Today, veggies are in the spotlight, which is terrific. Yes, I complained plenty when kale became the "It" food; but I have to say that I really have come to enjoy it a lot. And it turns out that okra, my new love, is a nutritional winner like kale. I did not discover okra til recently, so I want to make sure to do okra shout -outs so others learn about it sooner than I did!
There are many things I love about okra. First is the flavor (somewhat like green beans or zucchini (but more flavorful ) and texture (like green beans.) Second is that I can't think of a faster/easier -to-prepare green vegetable. Aside from rinsing it, you don't need to do anything more; no de-stemming, picking, slicing, peeling, seeding, de-stringing. You can eat the pods whole, their 'caps' included.
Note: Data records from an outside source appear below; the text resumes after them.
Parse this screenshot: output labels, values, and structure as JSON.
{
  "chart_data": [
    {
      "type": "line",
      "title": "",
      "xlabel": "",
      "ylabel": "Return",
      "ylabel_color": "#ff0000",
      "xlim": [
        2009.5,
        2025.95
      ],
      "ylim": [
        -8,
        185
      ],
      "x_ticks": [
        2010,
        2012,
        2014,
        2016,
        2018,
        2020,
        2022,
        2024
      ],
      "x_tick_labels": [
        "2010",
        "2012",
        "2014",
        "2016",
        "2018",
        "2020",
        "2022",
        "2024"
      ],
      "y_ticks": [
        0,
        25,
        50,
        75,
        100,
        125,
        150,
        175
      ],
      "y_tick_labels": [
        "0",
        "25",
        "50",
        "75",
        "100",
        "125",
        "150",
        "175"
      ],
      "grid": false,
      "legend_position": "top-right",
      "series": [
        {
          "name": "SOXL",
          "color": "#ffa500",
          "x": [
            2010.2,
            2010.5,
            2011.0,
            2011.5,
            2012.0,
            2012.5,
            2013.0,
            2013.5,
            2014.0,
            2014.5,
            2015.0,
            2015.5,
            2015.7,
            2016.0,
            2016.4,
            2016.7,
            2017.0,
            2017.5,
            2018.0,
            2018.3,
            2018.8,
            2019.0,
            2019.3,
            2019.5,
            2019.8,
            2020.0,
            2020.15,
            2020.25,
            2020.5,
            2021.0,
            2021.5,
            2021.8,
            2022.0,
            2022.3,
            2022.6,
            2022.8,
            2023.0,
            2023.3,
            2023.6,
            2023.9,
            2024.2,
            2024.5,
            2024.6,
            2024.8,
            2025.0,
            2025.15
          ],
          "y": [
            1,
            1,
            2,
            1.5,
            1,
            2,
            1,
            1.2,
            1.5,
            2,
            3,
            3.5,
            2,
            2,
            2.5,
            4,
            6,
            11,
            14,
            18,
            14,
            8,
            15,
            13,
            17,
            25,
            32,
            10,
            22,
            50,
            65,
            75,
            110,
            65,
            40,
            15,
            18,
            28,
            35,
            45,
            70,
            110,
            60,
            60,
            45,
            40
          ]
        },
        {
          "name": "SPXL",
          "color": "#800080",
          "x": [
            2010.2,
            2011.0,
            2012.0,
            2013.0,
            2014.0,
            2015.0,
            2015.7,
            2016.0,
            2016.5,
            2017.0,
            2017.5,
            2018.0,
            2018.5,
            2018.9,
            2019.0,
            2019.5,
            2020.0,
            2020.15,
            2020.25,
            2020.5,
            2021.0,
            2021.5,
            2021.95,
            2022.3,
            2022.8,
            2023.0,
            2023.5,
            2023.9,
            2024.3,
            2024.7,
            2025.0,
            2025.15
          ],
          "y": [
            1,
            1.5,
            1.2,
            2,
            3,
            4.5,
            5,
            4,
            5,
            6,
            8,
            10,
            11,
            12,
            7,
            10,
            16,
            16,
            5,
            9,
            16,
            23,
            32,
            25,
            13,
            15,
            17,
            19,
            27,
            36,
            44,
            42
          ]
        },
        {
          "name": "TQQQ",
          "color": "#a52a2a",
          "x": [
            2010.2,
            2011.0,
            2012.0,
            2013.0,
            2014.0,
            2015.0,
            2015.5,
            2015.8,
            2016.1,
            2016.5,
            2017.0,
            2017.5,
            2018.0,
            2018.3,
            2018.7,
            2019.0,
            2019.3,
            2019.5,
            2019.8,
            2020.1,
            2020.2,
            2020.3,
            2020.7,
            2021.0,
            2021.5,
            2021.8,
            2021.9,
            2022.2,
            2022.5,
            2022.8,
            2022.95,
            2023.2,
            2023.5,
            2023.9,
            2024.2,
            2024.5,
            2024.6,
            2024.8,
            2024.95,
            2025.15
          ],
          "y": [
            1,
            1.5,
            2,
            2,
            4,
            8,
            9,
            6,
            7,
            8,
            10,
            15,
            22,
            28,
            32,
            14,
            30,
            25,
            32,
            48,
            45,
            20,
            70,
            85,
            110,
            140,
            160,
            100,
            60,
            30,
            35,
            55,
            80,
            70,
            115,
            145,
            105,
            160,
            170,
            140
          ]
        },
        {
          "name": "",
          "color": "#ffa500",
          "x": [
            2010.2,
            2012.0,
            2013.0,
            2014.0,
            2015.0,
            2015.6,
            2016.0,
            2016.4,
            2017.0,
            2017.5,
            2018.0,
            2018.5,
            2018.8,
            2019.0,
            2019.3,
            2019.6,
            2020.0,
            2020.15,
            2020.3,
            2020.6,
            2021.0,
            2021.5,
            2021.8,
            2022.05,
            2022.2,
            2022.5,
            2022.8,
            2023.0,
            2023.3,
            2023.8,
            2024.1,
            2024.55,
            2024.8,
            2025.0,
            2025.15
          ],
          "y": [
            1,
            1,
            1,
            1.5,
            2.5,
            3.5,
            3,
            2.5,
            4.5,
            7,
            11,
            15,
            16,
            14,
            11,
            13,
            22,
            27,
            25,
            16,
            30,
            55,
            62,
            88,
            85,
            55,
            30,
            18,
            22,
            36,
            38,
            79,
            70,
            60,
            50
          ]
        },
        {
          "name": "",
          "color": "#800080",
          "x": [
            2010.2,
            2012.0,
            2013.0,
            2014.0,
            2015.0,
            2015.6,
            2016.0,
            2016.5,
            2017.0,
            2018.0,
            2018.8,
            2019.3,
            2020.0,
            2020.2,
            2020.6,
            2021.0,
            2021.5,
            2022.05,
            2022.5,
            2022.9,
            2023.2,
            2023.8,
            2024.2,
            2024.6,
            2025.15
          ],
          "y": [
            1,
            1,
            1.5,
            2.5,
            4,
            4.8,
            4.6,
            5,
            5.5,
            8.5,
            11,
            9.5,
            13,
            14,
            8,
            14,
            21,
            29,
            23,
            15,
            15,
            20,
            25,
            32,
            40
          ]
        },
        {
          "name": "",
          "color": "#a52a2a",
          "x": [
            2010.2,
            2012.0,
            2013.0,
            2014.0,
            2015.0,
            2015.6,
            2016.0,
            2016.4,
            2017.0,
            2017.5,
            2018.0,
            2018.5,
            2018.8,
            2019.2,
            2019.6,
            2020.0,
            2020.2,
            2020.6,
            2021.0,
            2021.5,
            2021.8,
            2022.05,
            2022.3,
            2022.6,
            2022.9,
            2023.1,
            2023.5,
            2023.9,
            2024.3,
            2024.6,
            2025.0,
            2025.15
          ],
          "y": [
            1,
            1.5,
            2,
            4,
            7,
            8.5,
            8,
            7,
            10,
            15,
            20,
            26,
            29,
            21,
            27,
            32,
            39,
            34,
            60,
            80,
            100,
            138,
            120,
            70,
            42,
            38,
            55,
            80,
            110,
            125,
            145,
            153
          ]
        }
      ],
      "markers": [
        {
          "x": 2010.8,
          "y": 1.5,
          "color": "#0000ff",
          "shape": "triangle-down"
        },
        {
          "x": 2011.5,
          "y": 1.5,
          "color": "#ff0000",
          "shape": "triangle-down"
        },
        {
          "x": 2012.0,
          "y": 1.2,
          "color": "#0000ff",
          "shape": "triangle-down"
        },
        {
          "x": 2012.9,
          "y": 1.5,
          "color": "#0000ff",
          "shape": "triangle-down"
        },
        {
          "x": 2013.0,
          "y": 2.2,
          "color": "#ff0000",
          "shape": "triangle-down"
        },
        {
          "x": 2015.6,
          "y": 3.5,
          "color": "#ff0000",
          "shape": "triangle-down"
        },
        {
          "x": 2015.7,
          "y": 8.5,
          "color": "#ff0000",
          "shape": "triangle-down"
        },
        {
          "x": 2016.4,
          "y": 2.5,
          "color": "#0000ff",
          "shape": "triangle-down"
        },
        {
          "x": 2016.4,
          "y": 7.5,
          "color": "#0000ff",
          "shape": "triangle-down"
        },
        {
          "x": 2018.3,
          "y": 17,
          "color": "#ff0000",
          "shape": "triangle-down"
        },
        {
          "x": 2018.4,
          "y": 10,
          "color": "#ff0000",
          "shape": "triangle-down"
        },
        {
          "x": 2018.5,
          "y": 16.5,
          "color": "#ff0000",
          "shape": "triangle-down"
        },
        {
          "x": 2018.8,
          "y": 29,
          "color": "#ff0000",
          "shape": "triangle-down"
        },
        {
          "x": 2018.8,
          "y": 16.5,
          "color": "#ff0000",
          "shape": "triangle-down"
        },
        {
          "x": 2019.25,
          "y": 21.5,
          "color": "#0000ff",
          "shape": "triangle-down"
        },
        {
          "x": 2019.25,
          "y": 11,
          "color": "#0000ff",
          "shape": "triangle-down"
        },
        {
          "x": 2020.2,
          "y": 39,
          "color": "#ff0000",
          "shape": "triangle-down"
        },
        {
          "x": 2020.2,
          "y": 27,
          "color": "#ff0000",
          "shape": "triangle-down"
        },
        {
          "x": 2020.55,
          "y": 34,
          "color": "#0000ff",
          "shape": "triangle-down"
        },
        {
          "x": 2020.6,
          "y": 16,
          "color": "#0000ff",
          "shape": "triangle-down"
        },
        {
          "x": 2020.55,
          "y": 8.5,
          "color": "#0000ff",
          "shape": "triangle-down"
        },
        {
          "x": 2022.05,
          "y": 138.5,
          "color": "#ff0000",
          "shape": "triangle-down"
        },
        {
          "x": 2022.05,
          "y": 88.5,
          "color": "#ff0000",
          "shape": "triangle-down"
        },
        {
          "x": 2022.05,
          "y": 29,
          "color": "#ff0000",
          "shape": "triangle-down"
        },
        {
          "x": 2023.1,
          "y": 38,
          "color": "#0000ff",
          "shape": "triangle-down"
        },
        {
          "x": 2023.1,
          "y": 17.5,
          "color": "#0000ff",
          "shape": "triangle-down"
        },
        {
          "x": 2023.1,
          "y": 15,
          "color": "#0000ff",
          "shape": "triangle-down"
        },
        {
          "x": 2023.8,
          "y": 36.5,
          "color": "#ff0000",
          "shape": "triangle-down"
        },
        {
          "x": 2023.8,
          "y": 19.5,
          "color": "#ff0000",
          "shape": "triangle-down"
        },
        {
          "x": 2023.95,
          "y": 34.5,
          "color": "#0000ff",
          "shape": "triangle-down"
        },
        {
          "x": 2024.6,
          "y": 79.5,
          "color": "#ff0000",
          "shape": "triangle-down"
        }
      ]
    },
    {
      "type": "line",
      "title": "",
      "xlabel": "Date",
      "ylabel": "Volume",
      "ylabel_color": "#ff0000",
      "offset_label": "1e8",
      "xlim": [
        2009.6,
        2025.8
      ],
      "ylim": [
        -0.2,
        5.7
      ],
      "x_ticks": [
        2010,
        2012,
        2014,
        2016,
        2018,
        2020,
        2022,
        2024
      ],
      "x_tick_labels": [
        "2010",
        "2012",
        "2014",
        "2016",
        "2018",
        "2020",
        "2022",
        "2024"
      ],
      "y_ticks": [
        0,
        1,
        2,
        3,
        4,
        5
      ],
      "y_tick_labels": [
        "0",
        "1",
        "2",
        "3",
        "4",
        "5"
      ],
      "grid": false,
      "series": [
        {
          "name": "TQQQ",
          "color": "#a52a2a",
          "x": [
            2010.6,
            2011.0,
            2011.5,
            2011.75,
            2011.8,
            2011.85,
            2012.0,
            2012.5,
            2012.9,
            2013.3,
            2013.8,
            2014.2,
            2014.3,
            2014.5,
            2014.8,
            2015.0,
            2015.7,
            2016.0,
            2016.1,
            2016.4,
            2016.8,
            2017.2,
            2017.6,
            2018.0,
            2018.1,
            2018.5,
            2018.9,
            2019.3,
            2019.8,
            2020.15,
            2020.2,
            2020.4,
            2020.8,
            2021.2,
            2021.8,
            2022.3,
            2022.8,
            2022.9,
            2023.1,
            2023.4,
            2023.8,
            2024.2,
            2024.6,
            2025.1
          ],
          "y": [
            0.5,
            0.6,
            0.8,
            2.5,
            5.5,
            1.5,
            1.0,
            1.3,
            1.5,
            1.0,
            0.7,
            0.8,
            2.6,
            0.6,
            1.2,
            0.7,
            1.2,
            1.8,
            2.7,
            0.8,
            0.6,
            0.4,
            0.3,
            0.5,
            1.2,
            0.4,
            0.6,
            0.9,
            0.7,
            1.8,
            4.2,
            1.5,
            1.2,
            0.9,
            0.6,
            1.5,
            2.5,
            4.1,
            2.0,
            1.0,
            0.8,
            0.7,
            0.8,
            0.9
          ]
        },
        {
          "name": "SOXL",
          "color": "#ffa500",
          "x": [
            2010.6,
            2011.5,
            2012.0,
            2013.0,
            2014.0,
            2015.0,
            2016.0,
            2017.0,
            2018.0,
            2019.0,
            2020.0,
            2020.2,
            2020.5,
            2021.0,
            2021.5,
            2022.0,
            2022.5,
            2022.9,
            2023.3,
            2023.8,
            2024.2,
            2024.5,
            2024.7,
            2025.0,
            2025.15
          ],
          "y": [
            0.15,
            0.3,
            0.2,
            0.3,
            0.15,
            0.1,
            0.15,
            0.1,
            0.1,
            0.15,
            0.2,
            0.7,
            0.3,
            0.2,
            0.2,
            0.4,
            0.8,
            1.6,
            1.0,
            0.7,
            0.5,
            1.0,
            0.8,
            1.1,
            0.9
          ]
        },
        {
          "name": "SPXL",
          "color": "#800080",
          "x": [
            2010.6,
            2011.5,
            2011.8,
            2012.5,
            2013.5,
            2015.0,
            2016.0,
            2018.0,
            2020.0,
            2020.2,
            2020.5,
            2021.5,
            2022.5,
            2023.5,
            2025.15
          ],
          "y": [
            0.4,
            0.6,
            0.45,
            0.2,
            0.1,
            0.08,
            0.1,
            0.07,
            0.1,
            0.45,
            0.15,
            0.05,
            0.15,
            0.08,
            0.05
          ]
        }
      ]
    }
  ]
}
Just choose smaller pods. It seems to be available year round but here in New England it is not found in all stores. I usually see it in the $3-4 lb. range, but I bet it's a lot cheaper in the South. And, given that there is no waste (you eat it all) in actuality it is not so expensive. When I braise it , it is ready in 10-15 minutes. Its only negative is that, when sliced or chopped, the pod insides can sometimes be mucilaginous (gooey). That doesn't bother my family, but I don't usually cut it anyway, because I love it whole.
Here is my fav fast prep, Okra Adobo, in a braise of only 5 (common) ingredients: soy sauce, vinegar, bay leaf, peppercorns, garlic. I often have some leftover Adobo sauce in the frig or freezer (it gets better the more it is recycled) but it is very speedy to make fresh too.
I have also poured a jar of salsa over it as a braising sauce, and added it to Jambalaya and many kinds of stew. No need to steam or saute- just toss it in as-is. Its flavor is mild enough that it seems to go with all kinds of cuisine, and it really adds a neat texture and nutritional bonus.
Nutrition OKRA from
serving size: 1 cup raw, chopped
(about 6-8 spears)
fat: 0 g
carbs: 7 g
protein: 2 g
fiber: 3 g
Vitamin K: 66% RDA
Vitamin C: 35% RDA
folate: 22% RDA
thiamin: 13% RDA
manganese: 50% RDA
magnesium: 14% RDA
Okra - beta carotene, lutein, zeaxanthin
Low in calories and an amazing source per calorie of Vitamin K, fiber and Manganese. Okra is a stellar veggie that you have got to learn to love.